Schüssler-Fiorenza, Elisabeth

Titel/Untertitel:

Jesus - Miriams Kind, Sophias Prophet. Kritische Anfragen Feministischer Christologie. Aus dem Engl. übers. von M. Graffam-Minkus und B. Mayer-Schärtel.

Verlag:

Gütersloh: Gütersloher Verlagshaus 1997. 320 S. gr.8. Lw. DM 68,-. ISBN 3-579-01838-8.

Rezensent:

Katrin Gelder

Das vorliegende Buch "Jesus - Miriams Kind, Sophias Prophet" ist die 1997 publizierte deutsche Übersetzung (angefertigt von Melanie Graffam-Minkus und Bärbel Mayer-Schärtel) der 1995 erschienenen Originalausgabe von Elisabeth Schüssler-Fiorenza: "Jesus - Miriam’s Child, Sophia’s Prophet. Critical Issues in Feminist Christology".

Die Vfn. betont, daß alles Denken und Reden, und mit ihm besonders auch das wissenschaftliche, situationsbedingt und von dem Kontext abhängig ist, in dem es entsteht. So ist es folgerichtig, daß sie in ihrem Vorwort zur deutschen Ausgabe die unterschiedlichen Kontexte skizziert, in denen in Amerika zum einen und in Deutschland zum anderen feministische Theologie betrieben werde: Hier wie dort beginnt feministische Theologie mit der Erfahrung von Frauen. Doch im Unterschied zu der konfessionell-christlich bestimmten deutschen Situation ist dies Buch in einem für die USA typischen interreligiösen Kontext entstanden. Auch hat es an einem Kontext teil, in dem die Anti-Judaismus-Diskussion - über den Anti-Judaismus-Vorwurf gegenüber Göttinnen-FeministInnen in Deutschland weit hinaus- "unter jüdischen, christlichen und postchristlichen Feministen/innen stattgefunden hat und in einen breiten gesellschaftlichen Antirassismus-Diskurs eingebunden bleibt" (11). Schließlich ist im amerikanischen Kontext im Unterschied zum deutschen Diskurs bewußt, wie stark auch feministische Denkansätze immer noch rassistisch besetzt sind und daß Feministen/ innen aus anderen Kulturen und Religionen nicht als anders zu rezipieren, sondern aktiv am Dialog zu beteiligen sind.

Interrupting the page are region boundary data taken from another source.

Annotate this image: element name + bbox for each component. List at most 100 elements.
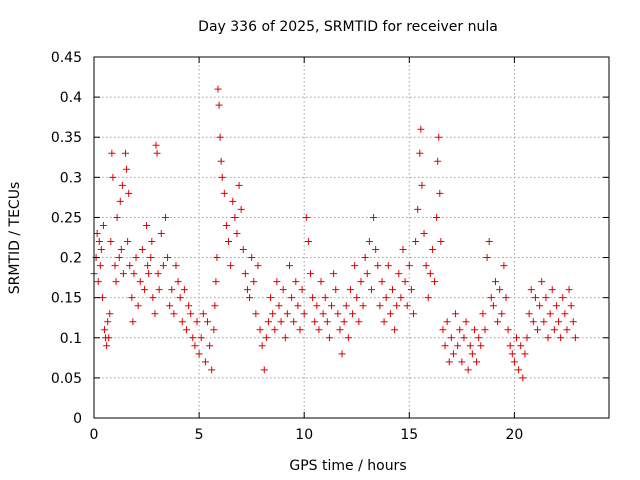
- data-point: [323, 318, 331, 326]
- data-point: [122, 149, 130, 157]
- data-point: [412, 238, 420, 246]
- data-point: [433, 213, 441, 221]
- data-point: [273, 278, 281, 286]
- data-point: [119, 270, 127, 278]
- data-point: [351, 262, 359, 270]
- data-point: [357, 278, 365, 286]
- data-point: [466, 342, 474, 350]
- data-point: [154, 270, 162, 278]
- grid-lines: [94, 57, 609, 418]
- data-point: [325, 334, 333, 342]
- data-point: [525, 310, 533, 318]
- data-point: [118, 181, 126, 189]
- data-point: [193, 318, 201, 326]
- data-point: [134, 302, 142, 310]
- data-point: [388, 286, 396, 294]
- data-point: [456, 326, 464, 334]
- data-point: [176, 294, 184, 302]
- data-points: [90, 85, 579, 382]
- plot-frame: [93, 56, 610, 419]
- data-point: [283, 310, 291, 318]
- data-point: [258, 342, 266, 350]
- data-point: [105, 334, 113, 342]
- data-point: [106, 310, 114, 318]
- data-point: [239, 246, 247, 254]
- data-point: [149, 294, 157, 302]
- data-point: [403, 302, 411, 310]
- data-point: [370, 213, 378, 221]
- data-point: [428, 246, 436, 254]
- data-point: [443, 318, 451, 326]
- data-point: [468, 350, 476, 358]
- data-point: [104, 318, 112, 326]
- data-point: [195, 350, 203, 358]
- data-point: [147, 254, 155, 262]
- data-point: [340, 318, 348, 326]
- data-point: [552, 302, 560, 310]
- data-point: [130, 270, 138, 278]
- y-tick-label: 0.3: [60, 170, 82, 186]
- data-point: [144, 262, 152, 270]
- data-point: [107, 238, 115, 246]
- data-point: [309, 294, 317, 302]
- data-point: [540, 318, 548, 326]
- data-point: [95, 238, 103, 246]
- data-point: [494, 318, 502, 326]
- data-point: [431, 278, 439, 286]
- data-point: [116, 197, 124, 205]
- data-point: [294, 302, 302, 310]
- data-point: [445, 358, 453, 366]
- data-point: [93, 229, 101, 237]
- data-point: [376, 302, 384, 310]
- data-point: [185, 302, 193, 310]
- data-point: [143, 221, 151, 229]
- data-point: [187, 310, 195, 318]
- data-point: [527, 286, 535, 294]
- data-point: [148, 238, 156, 246]
- data-point: [164, 254, 172, 262]
- data-point: [279, 286, 287, 294]
- data-point: [479, 310, 487, 318]
- data-point: [151, 310, 159, 318]
- data-point: [424, 294, 432, 302]
- data-point: [98, 294, 106, 302]
- data-point: [231, 213, 239, 221]
- data-point: [97, 246, 105, 254]
- data-point: [542, 294, 550, 302]
- x-tick-label: 10: [295, 427, 313, 443]
- data-point: [418, 181, 426, 189]
- data-point: [436, 189, 444, 197]
- data-point: [344, 334, 352, 342]
- data-point: [481, 326, 489, 334]
- data-point: [96, 262, 104, 270]
- data-point: [483, 254, 491, 262]
- data-point: [460, 334, 468, 342]
- data-point: [382, 294, 390, 302]
- data-point: [109, 173, 117, 181]
- data-point: [161, 213, 169, 221]
- data-point: [170, 310, 178, 318]
- data-point: [136, 278, 144, 286]
- data-point: [458, 358, 466, 366]
- data-point: [544, 334, 552, 342]
- data-point: [129, 318, 137, 326]
- data-point: [125, 189, 133, 197]
- data-point: [174, 278, 182, 286]
- data-point: [363, 270, 371, 278]
- data-point: [349, 310, 357, 318]
- data-point: [365, 238, 373, 246]
- axis-ticks: [93, 56, 609, 419]
- data-point: [367, 286, 375, 294]
- data-point: [565, 286, 573, 294]
- data-point: [491, 278, 499, 286]
- data-point: [342, 302, 350, 310]
- data-point: [447, 334, 455, 342]
- data-point: [113, 213, 121, 221]
- y-tick-labels: 0 0.05 0.1 0.15 0.2 0.25 0.3 0.35 0.4 0.45: [51, 50, 82, 427]
- data-point: [546, 310, 554, 318]
- data-point: [449, 350, 457, 358]
- data-point: [407, 286, 415, 294]
- data-point: [517, 342, 525, 350]
- data-point: [267, 294, 275, 302]
- data-point: [277, 318, 285, 326]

Die Vfn. gliedert ihr Buch in drei Teile mit je zwei Kapiteln. In Teil I - "Die Einladung der Weisheit" - kritisiert die Vfn. in Anknüpfung an ihre Veröffentlichung "Zu ihrem Gedächtnis ..." alle Theologie, welche die "kyriarchale Gesellschaft" zementiert, wie sie durch sich gegenseitig multiplizierende Strukturen von Frauenunterdrückung gekennzeichnet ist (Rassismus, Ausbeutung, Heterosexismus, Kolonialismus). Sie tut dies von der "Frauen-Ekklesia" (51 u. ö.) als hermeneutischem Zentrum aus. In der "Frauen-Ekklesia" werde eine kritisch-feministische Befreiungstheologie und Veränderungspraxis entwickelt, welche sich in spezifischen historisch-religiösen Frauenbefreiungskämpfen verortet und alle Bewertungskritierien als am Kyriarchat partizipierend durchschaut, die von universaler göttlicher Weiblichkeit und von der Natur der Frau ausgehen.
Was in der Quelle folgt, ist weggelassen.